Even the name captures its essence. “SAFE” reflects the idea of a safe investment, because it is asset-backed. It is an acronym for Secure Assets for Fixed Earnings, which describes the model exactly.
SAFE checks every box: it democratises access, empowers young investors, embraces technology and is built on a solid, transparent business model. We are already seeing strong traction, yet we are still only scratching the surface of its potential.
Q: How do your diverse experiences, from your education at institutions like Harvard and Stanford to serving as a Shark Tank investor, shape your leadership style?
AS: The question about time is always the toughest. I constantly wish I had more of it. I even joke that my favourite hotel, 25hours, reflects exactly what I need, an extra hour in the day. Time is something I think about often. I actually wrote an unpublished book on the scarcity of time. My mother keeps pushing me to publish it, but ironically, I have not had the time to edit it properly.
Time is our most valuable asset. It is the raw material that makes everything else possible and it is the only resource that cannot be replenished. You can regain your health, even after major setbacks. But time, once gone, is gone forever. That awareness shapes how I think and how I operate.
Managing my time across everything I do is a challenge, but the reason I handle it is simple: I am a naturally curious person. The reason I keep saying yes is impact. I enjoy the entrepreneurial side, I enjoy what I do in real estate and I truly love this industry. Because we touch people’s lives so directly, there is enormous room for creativity and innovation.
Impact is also why I continue with Shark Tank. After season one, I almost quit because the workload and follow-up with entrepreneurs were overwhelming. But I returned, and now I am completely committed because I see the impact, on young founders, on the ecosystem and on the culture of entrepreneurship in Egypt. I genuinely believe Shark Tank has helped transform the entrepreneurial landscape in the country, and we are still only at the beginning. The momentum is growing; it is a snowball effect.
Q: Why should global investors consider Egypt?
AS: The fundamentals are exceptional. Egypt has everything a thriving nation needs: agricultural resources, the Nile, two seas, tourism potential, fisheries, energy opportunities, desalination capacity and a climate that is ideal for most of the year. The country is geographically large, rich in land, and uniquely conducive to development.
From a business and economic standpoint, the long-term fundamentals remain extremely strong. That is how investors should evaluate Egypt: understanding its historical performance.

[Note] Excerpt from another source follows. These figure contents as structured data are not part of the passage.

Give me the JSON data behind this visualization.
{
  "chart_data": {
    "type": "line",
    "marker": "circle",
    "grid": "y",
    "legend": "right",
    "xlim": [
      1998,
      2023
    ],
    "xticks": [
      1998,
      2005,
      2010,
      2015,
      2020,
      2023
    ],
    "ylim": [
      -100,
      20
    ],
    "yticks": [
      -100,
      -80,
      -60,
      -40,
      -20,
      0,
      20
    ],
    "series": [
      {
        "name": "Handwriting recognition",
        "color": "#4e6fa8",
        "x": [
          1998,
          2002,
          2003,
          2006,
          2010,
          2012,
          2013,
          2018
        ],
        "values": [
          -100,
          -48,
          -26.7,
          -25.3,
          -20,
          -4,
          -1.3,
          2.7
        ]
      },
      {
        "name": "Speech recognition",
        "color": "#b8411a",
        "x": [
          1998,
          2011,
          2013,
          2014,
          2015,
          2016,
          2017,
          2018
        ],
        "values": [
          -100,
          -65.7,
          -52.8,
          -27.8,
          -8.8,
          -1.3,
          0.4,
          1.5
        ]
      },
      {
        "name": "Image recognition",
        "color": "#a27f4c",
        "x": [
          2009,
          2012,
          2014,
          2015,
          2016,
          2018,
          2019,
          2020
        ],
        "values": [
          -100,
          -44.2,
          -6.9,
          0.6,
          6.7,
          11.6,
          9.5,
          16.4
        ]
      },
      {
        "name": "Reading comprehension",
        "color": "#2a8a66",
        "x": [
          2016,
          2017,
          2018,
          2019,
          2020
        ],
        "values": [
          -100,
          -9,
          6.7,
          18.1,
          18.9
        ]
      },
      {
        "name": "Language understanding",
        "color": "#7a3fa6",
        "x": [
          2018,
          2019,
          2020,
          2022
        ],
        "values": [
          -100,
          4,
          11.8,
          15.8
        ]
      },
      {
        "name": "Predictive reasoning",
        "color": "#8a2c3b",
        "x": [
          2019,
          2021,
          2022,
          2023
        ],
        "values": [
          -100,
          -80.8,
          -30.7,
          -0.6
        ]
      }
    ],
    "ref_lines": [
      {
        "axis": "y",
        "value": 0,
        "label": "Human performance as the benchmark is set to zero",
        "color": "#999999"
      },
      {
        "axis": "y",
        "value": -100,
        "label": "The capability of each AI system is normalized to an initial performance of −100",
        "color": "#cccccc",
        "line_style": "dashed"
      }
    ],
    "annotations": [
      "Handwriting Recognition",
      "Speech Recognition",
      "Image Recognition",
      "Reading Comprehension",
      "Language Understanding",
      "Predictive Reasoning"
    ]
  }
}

I once said this to a room full of foreign investors: Egypt does not need anyone to “give” it confidence. Just look at its history. The investors who believed in this country twenty or thirty years ago, multinationals, regional investors, Gulf investors, have often made more money here than anywhere else.
Egypt is a land of opportunity, often precisely because of its challenges. Challenges mean that there is room to build, innovate and create solutions. Add to that a strong labour force and a vibrant, growing population and the potential becomes enormous.
Population is one of our greatest assets. A market of 120 million people is a magnet for investment. And contrary to common belief, Egypt is nowhere near “overpopulated.” If you search global population density rankings, Egypt does not even appear near the top, because we are all packed into just 7–9% of the land. In 7,000 years of civilization, we have developed less than 10% of the country. We could literally build “ten more Egypts” and still have room to grow.